The game is meant to teach players to be more savvy about misinformation in the media, and how these fictitious accounts spread, to stop them falling victim.
In the game you take on the role of a fake news producer and score points by winning followers for peddling your conspiracy theories and (angry) tweets.
Research has previously shown that exposing people to the propaganda tactics being used to trick them helps to stop them being duped by them. Essentially it inoculates them against the danger.
Dr Sander van der Linden, director of Cambridge University’s Social Decision-Making Laboratory, said: “We want to help grow ‘mental antibodies’ that can provide some immunity against the rapid spread of misinformation.”
In this case it is hoped that the more people who play this game, the more they will be able to spot real fake news in their timelines or social media and therefore reduce the power it has to influence people’s opinions.
“Inoculation theory suggests that exposure to a weak or demystified version of an argument makes it easier to refute when confronted with more persuasive claims,” added Dr Sander van der Linden.

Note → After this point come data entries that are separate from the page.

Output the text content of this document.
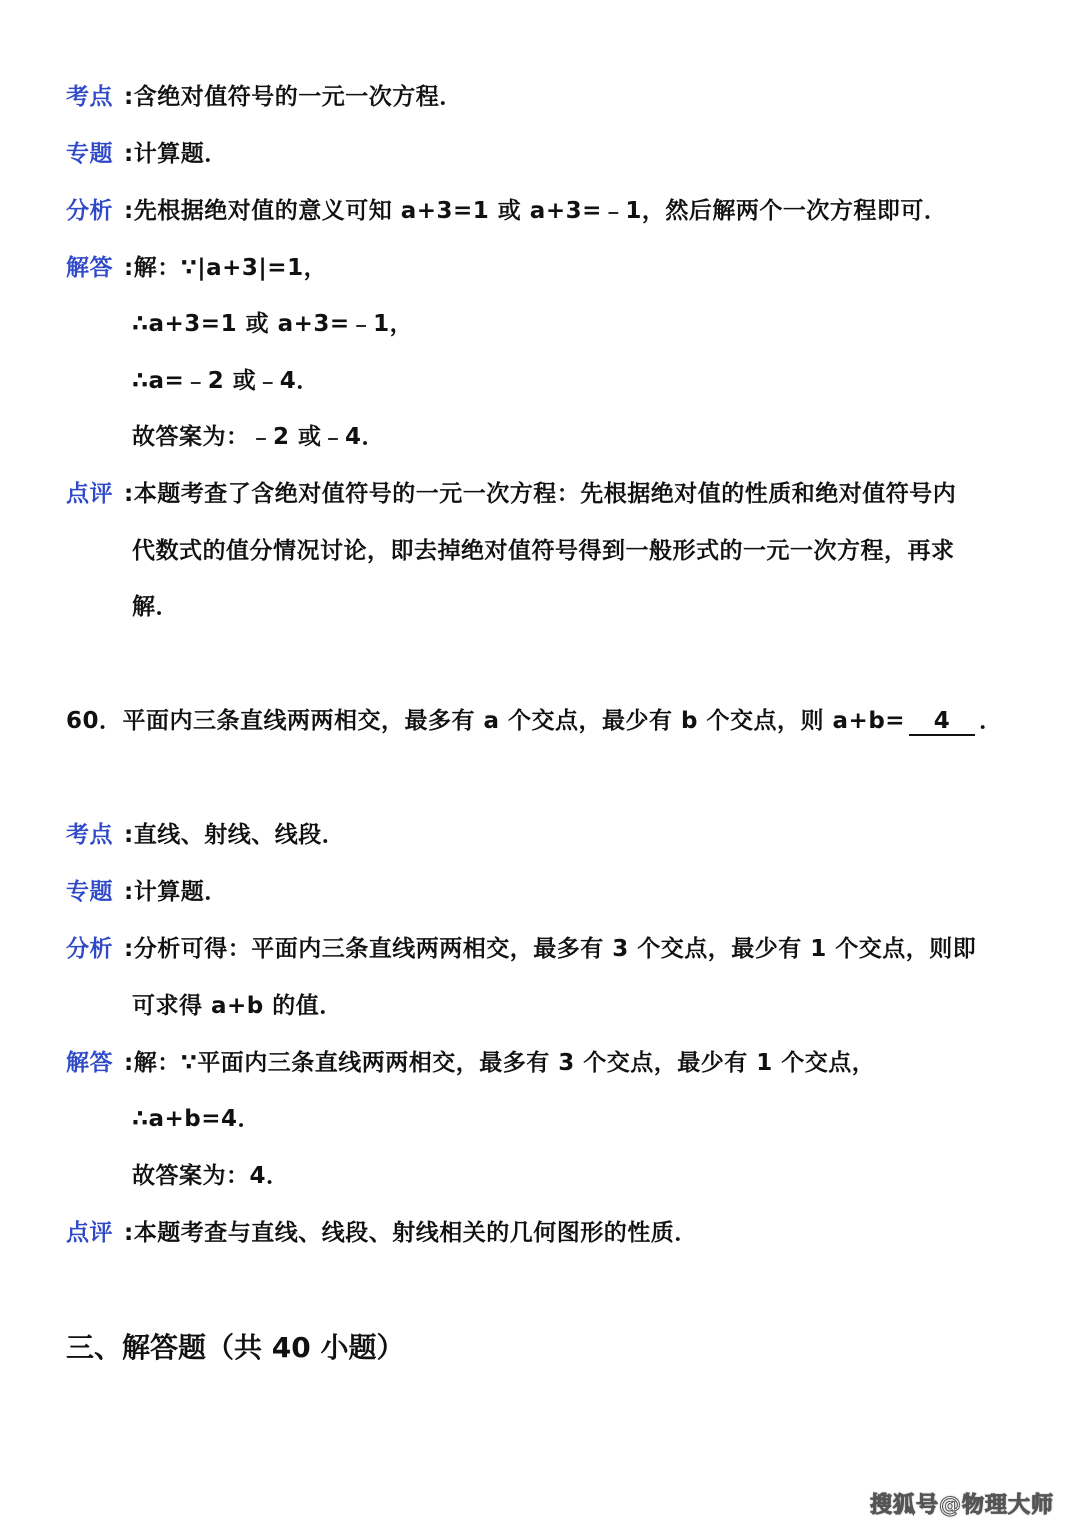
考点 :含绝对值符号的一元一次方程．
专题 :计算题．
分析 :先根据绝对值的意义可知 a+3=1 或 a+3=﹣1，然后解两个一次方程即可．
解答 :解：∵|a+3|=1，
∴a+3=1 或 a+3=﹣1，
∴a=﹣2 或﹣4．
故答案为：﹣2 或﹣4．
点评 :本题考查了含绝对值符号的一元一次方程：先根据绝对值的性质和绝对值符号内
代数式的值分情况讨论，即去掉绝对值符号得到一般形式的一元一次方程，再求
解．
60．平面内三条直线两两相交，最多有 a 个交点，最少有 b 个交点，则 a+b= 4 ．
考点 :直线、射线、线段．
专题 :计算题．
分析 :分析可得：平面内三条直线两两相交，最多有 3 个交点，最少有 1 个交点，则即
可求得 a+b 的值．
解答 :解：∵平面内三条直线两两相交，最多有 3 个交点，最少有 1 个交点，
∴a+b=4．
故答案为：4．
点评 :本题考查与直线、线段、射线相关的几何图形的性质．
三、解答题（共 40 小题）
搜狐号@物理大师
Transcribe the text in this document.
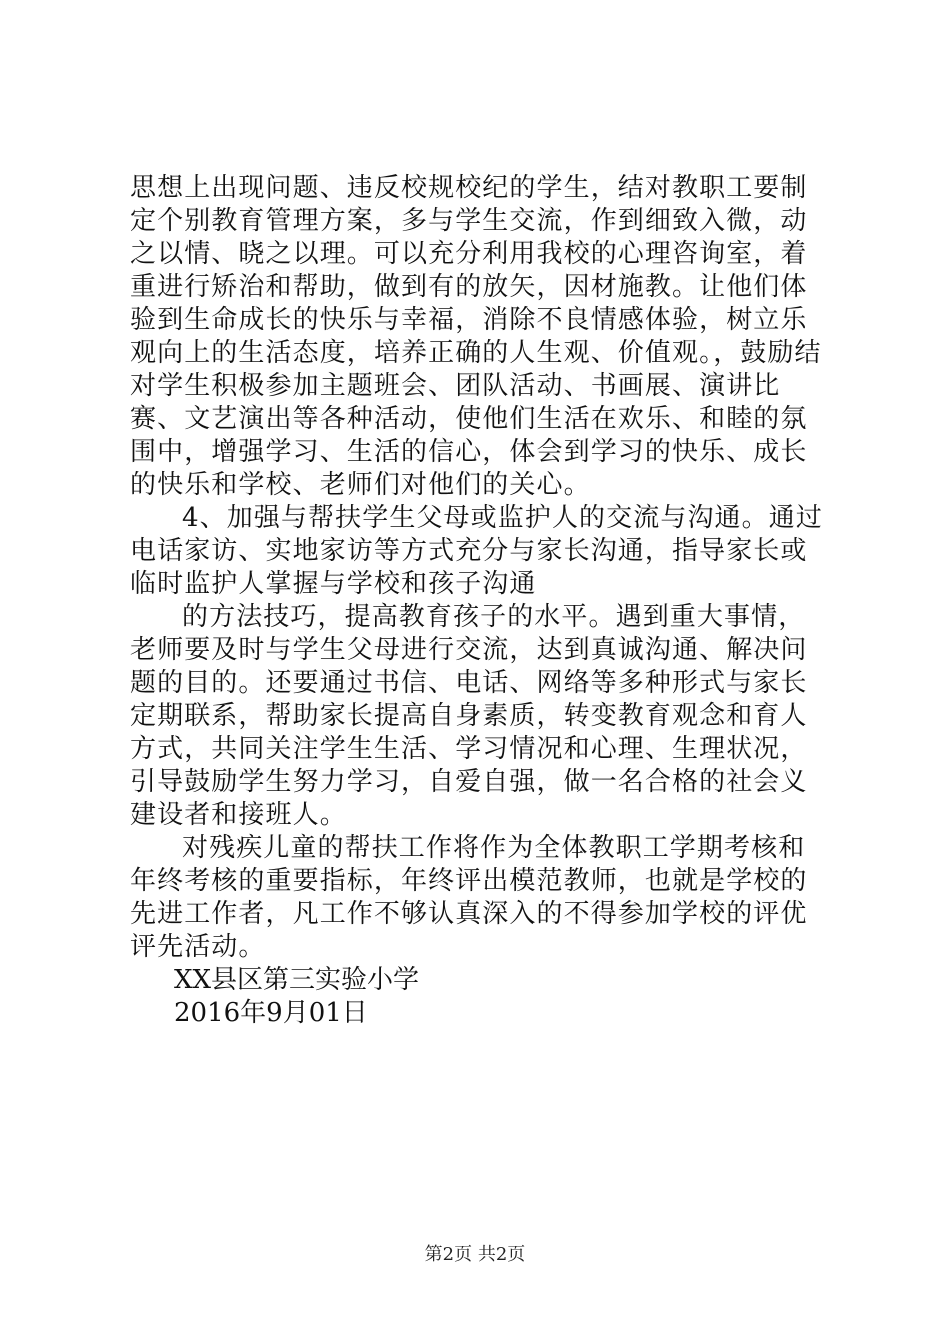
思想上出现问题、违反校规校纪的学生，结对教职工要制定个别教育管理方案，多与学生交流，作到细致入微，动之以情、晓之以理。可以充分利用我校的心理咨询室，着重进行矫治和帮助，做到有的放矢，因材施教。让他们体验到生命成长的快乐与幸福，消除不良情感体验，树立乐观向上的生活态度，培养正确的人生观、价值观。，鼓励结对学生积极参加主题班会、团队活动、书画展、演讲比赛、文艺演出等各种活动，使他们生活在欢乐、和睦的氛围中，增强学习、生活的信心，体会到学习的快乐、成长的快乐和学校、老师们对他们的关心。

4、加强与帮扶学生父母或监护人的交流与沟通。通过电话家访、实地家访等方式充分与家长沟通，指导家长或临时监护人掌握与学校和孩子沟通

的方法技巧，提高教育孩子的水平。遇到重大事情，老师要及时与学生父母进行交流，达到真诚沟通、解决问题的目的。还要通过书信、电话、网络等多种形式与家长定期联系，帮助家长提高自身素质，转变教育观念和育人方式，共同关注学生生活、学习情况和心理、生理状况，引导鼓励学生努力学习，自爱自强，做一名合格的社会义建设者和接班人。

对残疾儿童的帮扶工作将作为全体教职工学期考核和年终考核的重要指标，年终评出模范教师，也就是学校的先进工作者，凡工作不够认真深入的不得参加学校的评优评先活动。

XX县区第三实验小学

2016年9月01日

第2页 共2页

The game, which can be accessed via this website, is free for players to use: “If you know what it is like to walk in the shoes of someone who is actively trying to deceive you, it should increase your ability to spot and resist the techniques of deceit,” said the team.
Players set up fake news websites and are encouraged to manipulate public reaction to thorny topics such as climate change and genetic engineering.
The game works at different levels, involving a combination of false conspiracy theories – one being the claim that dinosaurs built the pyramids – and misinformation with a genuine history.
An example of the latter is the theory surrounding Agenda 21, a non-binding sustainable development action plan proposed by the United Nations in 1992.
The apparently innocent document sparked a cultish belief in some circles that it was the start of a plot to establish an eco-totalitarian world government.
Jon Roozenbeek, another member of the Cambridge team, said: “This really happened. The game shows how ridiculous it is.”
A pilot study in the Netherlands tested a paper version of the game on 95 students, focusing on the refugee crisis.
Players were tasked with distorting a government fact sheet on asylum seekers to produce fake news articles. They were found to be less easily taken in by fabricated news reports presented at the end of the experiment than students who had not played the game.